Aos 40 anos! Foi há sete anos. Dizia sempre que me ia converter, fazia planos, mas o mais engraçado é que no dia em que decidi mesmo, entrei no carro – estava a viver em Belas –, arranquei para ir para a mesquita central de Lisboa e, a meio caminho, deu-me uma crise de dores terríveis. Qualquer pessoa chamava uma ambulância e desistiria no momento. Parei o carro até acalmar as dores, voltei a arrancar e outra vez crise! Fui com toda a persistência até à mesquita, encontrei logo o sheik Munir e disse: “Vim converter-me”. E ele: “Porquê?”. Respondi: “Convicção”. Fiz o que tinha que fazer, saí de lá para o hospital e fui operada. Foi um desafio, senti mesmo que foi Deus a testar a minha convicção.
Como é que uma mulher divorciada é recebida nesta religião, tida como conservadora em certos aspetos?

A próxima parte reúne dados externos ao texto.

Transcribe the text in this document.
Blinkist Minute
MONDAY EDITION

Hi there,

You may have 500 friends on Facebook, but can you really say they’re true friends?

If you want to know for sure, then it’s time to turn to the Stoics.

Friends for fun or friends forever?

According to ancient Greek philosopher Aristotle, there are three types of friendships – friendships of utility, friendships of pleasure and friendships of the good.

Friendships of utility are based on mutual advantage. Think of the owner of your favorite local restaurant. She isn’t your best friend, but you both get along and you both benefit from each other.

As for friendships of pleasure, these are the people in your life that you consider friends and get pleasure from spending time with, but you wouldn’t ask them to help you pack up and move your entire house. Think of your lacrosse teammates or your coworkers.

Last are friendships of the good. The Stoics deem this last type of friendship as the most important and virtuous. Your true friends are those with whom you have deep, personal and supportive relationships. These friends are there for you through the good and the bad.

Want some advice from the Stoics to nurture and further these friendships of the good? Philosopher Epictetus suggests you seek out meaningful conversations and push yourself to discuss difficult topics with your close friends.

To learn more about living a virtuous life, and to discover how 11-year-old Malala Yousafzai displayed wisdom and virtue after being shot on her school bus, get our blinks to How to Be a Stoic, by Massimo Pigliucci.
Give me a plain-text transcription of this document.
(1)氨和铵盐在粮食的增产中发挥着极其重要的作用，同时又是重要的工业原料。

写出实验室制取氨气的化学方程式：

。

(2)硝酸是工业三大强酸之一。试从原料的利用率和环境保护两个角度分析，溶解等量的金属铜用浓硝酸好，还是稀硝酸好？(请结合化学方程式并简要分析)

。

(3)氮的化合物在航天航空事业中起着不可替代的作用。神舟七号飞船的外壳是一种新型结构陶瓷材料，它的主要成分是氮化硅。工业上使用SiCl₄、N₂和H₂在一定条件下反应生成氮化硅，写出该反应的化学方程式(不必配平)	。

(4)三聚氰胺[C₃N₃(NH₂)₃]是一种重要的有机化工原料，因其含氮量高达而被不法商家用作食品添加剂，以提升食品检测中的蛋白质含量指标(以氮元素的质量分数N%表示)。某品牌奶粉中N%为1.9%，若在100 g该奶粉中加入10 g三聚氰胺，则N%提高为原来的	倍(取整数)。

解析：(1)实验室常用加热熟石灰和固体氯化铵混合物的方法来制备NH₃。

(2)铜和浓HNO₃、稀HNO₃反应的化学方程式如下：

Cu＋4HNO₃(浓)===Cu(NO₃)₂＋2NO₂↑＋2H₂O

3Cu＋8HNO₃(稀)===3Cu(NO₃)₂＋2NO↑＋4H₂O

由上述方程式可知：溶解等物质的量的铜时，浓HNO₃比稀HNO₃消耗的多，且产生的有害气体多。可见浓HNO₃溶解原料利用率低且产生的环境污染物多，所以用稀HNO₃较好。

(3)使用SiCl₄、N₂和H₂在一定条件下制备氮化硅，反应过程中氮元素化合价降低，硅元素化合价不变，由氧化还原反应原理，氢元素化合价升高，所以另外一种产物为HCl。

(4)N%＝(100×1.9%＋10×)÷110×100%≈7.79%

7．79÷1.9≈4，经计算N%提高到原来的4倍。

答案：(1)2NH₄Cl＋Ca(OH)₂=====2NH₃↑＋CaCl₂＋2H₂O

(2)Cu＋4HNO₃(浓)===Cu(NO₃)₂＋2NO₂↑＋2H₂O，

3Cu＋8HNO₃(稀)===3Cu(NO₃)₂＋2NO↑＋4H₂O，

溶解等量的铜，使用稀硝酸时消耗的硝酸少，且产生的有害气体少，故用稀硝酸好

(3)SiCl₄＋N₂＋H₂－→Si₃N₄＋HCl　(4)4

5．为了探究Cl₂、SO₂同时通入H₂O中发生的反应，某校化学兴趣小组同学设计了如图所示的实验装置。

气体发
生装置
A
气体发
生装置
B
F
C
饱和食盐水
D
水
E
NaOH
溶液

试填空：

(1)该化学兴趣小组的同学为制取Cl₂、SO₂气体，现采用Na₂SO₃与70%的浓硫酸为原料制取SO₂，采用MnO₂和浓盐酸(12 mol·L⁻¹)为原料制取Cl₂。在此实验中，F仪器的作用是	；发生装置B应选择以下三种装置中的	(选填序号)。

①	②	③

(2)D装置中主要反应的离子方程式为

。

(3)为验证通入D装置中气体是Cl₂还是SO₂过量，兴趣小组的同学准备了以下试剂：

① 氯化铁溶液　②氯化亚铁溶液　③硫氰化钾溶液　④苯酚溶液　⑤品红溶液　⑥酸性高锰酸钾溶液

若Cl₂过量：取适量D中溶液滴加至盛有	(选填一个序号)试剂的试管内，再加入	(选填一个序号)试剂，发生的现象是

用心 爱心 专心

Acho que todas as religiões são conservadoras, agora depende de como cada um vai interpretar. Há um manual e nós todos sabemos o que é o bom e o mau. O Islão aconselha a mulher a ter um marido – eu acho que é a forma de estar natural da vida. Agora, quando as pessoas vêm interpretar isso como algo rígido, de imposição, não é isso: o Islão encaminha-te para o que é o bom. Estou aqui, sou uma mulher divorciada, mas não é que não queira ter um parceiro – Deus é que ainda não mo mandou. O Islão não diz para uma pessoa se casar só por casar. O Islão é uma religião tão boa, tão saudável e tão em paz que às vezes fico assustada quando fazem dela um bicho de sete cabeças.
Sente-se em paz desde que se converteu?
Não me podia sentir melhor na minha vida. Desde o momento em que me converti que senti que era o meu caminho. Aquilo que podia ser complicado para mim no passado já não é hoje, porque a forma de ver a vida, de encarar, de aceitar as coisas, já é diferente.
É embaixadora da UNICEF para a Guiné-Bissau.
Já fui.
Qual era a sua missão?
No início estava a fazer um pouco de tudo, na mutilação genital feminina, na escolaridade, saúde, por aí fora. Percebi que devia concentrar os esforços numa causa e acabei por escolher o casamento infantil. Tive boas e más experiências como embaixadora da UNICEF. Ganhei um conhecimento que não teria – chegar aos números de certos casos, e por aí fora. Mas também me senti frustrada, porque me sentia completamente limitada. Adoro ajudar, mas sou uma pessoa livre, e a UNICEF, por exemplo, não apoia concertos de angariação de fundos. Até hoje faço esses concertos, compro e levo comida para os orfanatos, e eles também não apoiam os orfanatos, porque defendem que a criança deve ser reencaminhada para a família. Mas eu pergunto: e quando a criança não é aceite na família, como se faz? São coisas das quais discordei. Tinha projetos para trabalhar na causa que escolhi, recebi sempre um não, [com a justificação de] que não havia dinheiro para isso – havia sim para cólera e ébola – e saí. É daquelas coisas: se é para ter o título de embaixador só por ter e não poder fazer, então prefiro não ter título.
Isso vai ao encontro do que diz ser a sua música, ou seja, considera que é quase secundária e que o seu real fim é ajudar.
Quando digo isso é porque vejo a música como o caminho, o veículo que me vai levar ao que tenho de fazer nesta vida. Amo a música, mas o que me faz sentir completa é ajudar os outros, principalmente as crianças. E, para mim, não há sonho maior.